Trump promotes “herd immunity” based on letter signed with hundreds of fake names

In August, Trump brought in a new quack doctor to advise him on COVID-19 and how to make it seem like Donald Trump was doing something  about it.

Neuroradiologist Scott Atlas was brought in to push the well-debunked theory of letting everyone just get sick until we, as a national community, have achieved “herd immunity.” This idea has “always been an immoral and impossible idea.”

On Wednesday, the New York Times reported that Trump’s White House had “embraced a declaration by a group of scientists arguing that authorities should allow the coronavirus to spread among young healthy people while protecting the elderly and the vulnerable—an approach that would rely on arriving at ‘herd immunity’ through infections rather than a vaccine.” 

Sky News looked into the letter signed by these “scientists” and found that it was filled with … not scientists. In fact, there seems to be a lot of names on the list of people that probably aren’t even real people.

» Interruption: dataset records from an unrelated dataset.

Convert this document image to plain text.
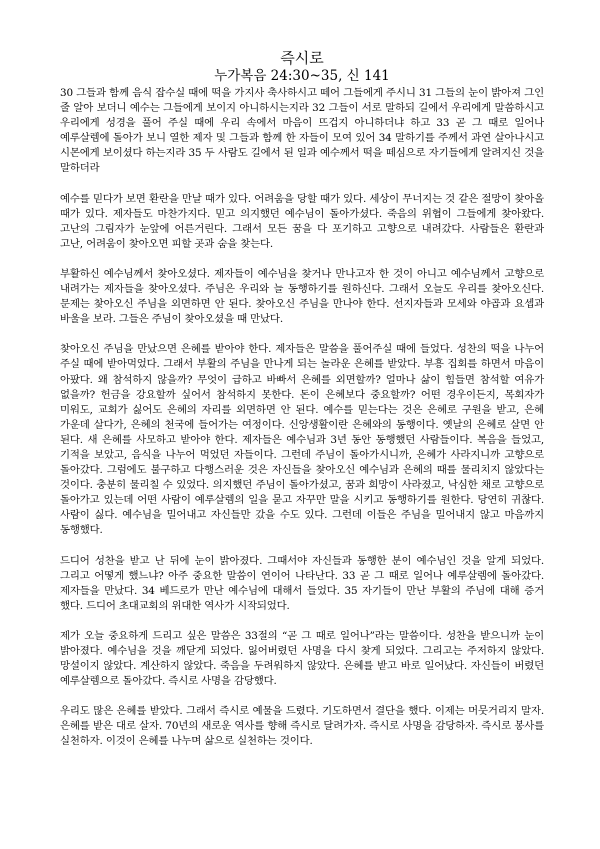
즉시로
누가복음 24:30~35, 신 141

30 그들과 함께 음식 잡수실 때에 떡을 가지사 축사하시고 떼어 그들에게 주시니 31 그들의 눈이 밝아져 그인 줄 알아 보더니 예수는 그들에게 보이지 아니하시는지라 32 그들이 서로 말하되 길에서 우리에게 말씀하시고 우리에게 성경을 풀어 주실 때에 우리 속에서 마음이 뜨겁지 아니하더냐 하고 33 곧 그 때로 일어나 예루살렘에 돌아가 보니 열한 제자 및 그들과 함께 한 자들이 모여 있어 34 말하기를 주께서 과연 살아나시고 시몬에게 보이셨다 하는지라 35 두 사람도 길에서 된 일과 예수께서 떡을 떼심으로 자기들에게 알려지신 것을 말하더라

예수를 믿다가 보면 환란을 만날 때가 있다. 어려움을 당할 때가 있다. 세상이 무너지는 것 같은 절망이 찾아올 때가 있다. 제자들도 마찬가지다. 믿고 의지했던 예수님이 돌아가셨다. 죽음의 위협이 그들에게 찾아왔다. 고난의 그림자가 눈앞에 어른거린다. 그래서 모든 꿈을 다 포기하고 고향으로 내려갔다. 사람들은 환란과 고난, 어려움이 찾아오면 피할 곳과 숨을 찾는다.

부활하신 예수님께서 찾아오셨다. 제자들이 예수님을 찾거나 만나고자 한 것이 아니고 예수님께서 고향으로 내려가는 제자들을 찾아오셨다. 주님은 우리와 늘 동행하기를 원하신다. 그래서 오늘도 우리를 찾아오신다. 문제는 찾아오신 주님을 외면하면 안 된다. 찾아오신 주님을 만나야 한다. 선지자들과 모세와 야곱과 요셉과 바울을 보라. 그들은 주님이 찾아오셨을 때 만났다.

찾아오신 주님을 만났으면 은혜를 받아야 한다. 제자들은 말씀을 풀어주실 때에 들었다. 성찬의 떡을 나누어 주실 때에 받아먹었다. 그래서 부활의 주님을 만나게 되는 놀라운 은혜를 받았다. 부흥 집회를 하면서 마음이 아팠다. 왜 참석하지 않을까? 무엇이 급하고 바빠서 은혜를 외면할까? 얼마나 삶이 힘들면 참석할 여유가 없을까? 헌금을 강요할까 싶어서 참석하지 못한다. 돈이 은혜보다 중요할까? 어떤 경우이든지, 목회자가 미워도, 교회가 싫어도 은혜의 자리를 외면하면 안 된다. 예수를 믿는다는 것은 은혜로 구원을 받고, 은혜 가운데 살다가, 은혜의 천국에 들어가는 여정이다. 신앙생활이란 은혜와의 동행이다. 옛날의 은혜로 살면 안 된다. 새 은혜를 사모하고 받아야 한다. 제자들은 예수님과 3년 동안 동행했던 사람들이다. 복음을 들었고, 기적을 보았고, 음식을 나누어 먹었던 자들이다. 그런데 주님이 돌아가시니까, 은혜가 사라지니까 고향으로 돌아갔다. 그럼에도 불구하고 다행스러운 것은 자신들을 찾아오신 예수님과 은혜의 때를 물리치지 않았다는 것이다. 충분히 물리칠 수 있었다. 의지했던 주님이 돌아가셨고, 꿈과 희망이 사라졌고, 낙심한 채로 고향으로 돌아가고 있는데 어떤 사람이 예루살렘의 일을 묻고 자꾸만 말을 시키고 동행하기를 원한다. 당연히 귀찮다. 사람이 싫다. 예수님을 밀어내고 자신들만 갔을 수도 있다. 그런데 이들은 주님을 밀어내지 않고 마음까지 동행했다.

드디어 성찬을 받고 난 뒤에 눈이 밝아졌다. 그때서야 자신들과 동행한 분이 예수님인 것을 알게 되었다. 그리고 어떻게 했느냐? 아주 중요한 말씀이 연이어 나타난다. 33 곧 그 때로 일어나 예루살렘에 돌아갔다. 제자들을 만났다. 34 베드로가 만난 예수님에 대해서 들었다. 35 자기들이 만난 부활의 주님에 대해 증거 했다. 드디어 초대교회의 위대한 역사가 시작되었다.

제가 오늘 중요하게 드리고 싶은 말씀은 33절의 “곧 그 때로 일어나”라는 말씀이다. 성찬을 받으니까 눈이 밝아졌다. 예수님을 것을 깨닫게 되었다. 잃어버렸던 사명을 다시 찾게 되었다. 그리고는 주저하지 않았다. 망설이지 않았다. 계산하지 않았다. 죽음을 두려워하지 않았다. 은혜를 받고 바로 일어났다. 자신들이 버렸던 예루살렘으로 돌아갔다. 즉시로 사명을 감당했다.

우리도 많은 은혜를 받았다. 그래서 즉시로 예물을 드렸다. 기도하면서 결단을 했다. 이제는 머뭇거리지 말자. 은혜를 받은 대로 살자. 70년의 새로운 역사를 향해 즉시로 달려가자. 즉시로 사명을 감당하자. 즉시로 봉사를 실천하자. 이것이 은혜를 나누며 삶으로 실천하는 것이다.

In fact, the news outlet reports that it found “dozens of fake names on the list of medical signatories,” on the list. Names like “Dr. I.P. Freely, Dr. Person Fakename and Dr. Johnny Bananas, who listed himself as a Dr. of Hard Sums.”

Other strange signatories include Harold Shipman, a doctor who died in 2004, but was also arrested in 1998 for being a serial killer of more than 200 patients. Also on the list were dozens of homeopaths, “massage therapists, hypnotherapists, psychotherapists and one Mongolian Khöömie singer who describes himself as a therapeutic sound practitioner.”

It is important to note here that this is not a joke story. This is a real thing. The President of the United States of America and his advisers in the White House are promoting a scientific public health theory, using a letter signed by joke names and serial killers as his support. It makes sense that Trump and his crew of cons would find a scientific con to promote their policy con.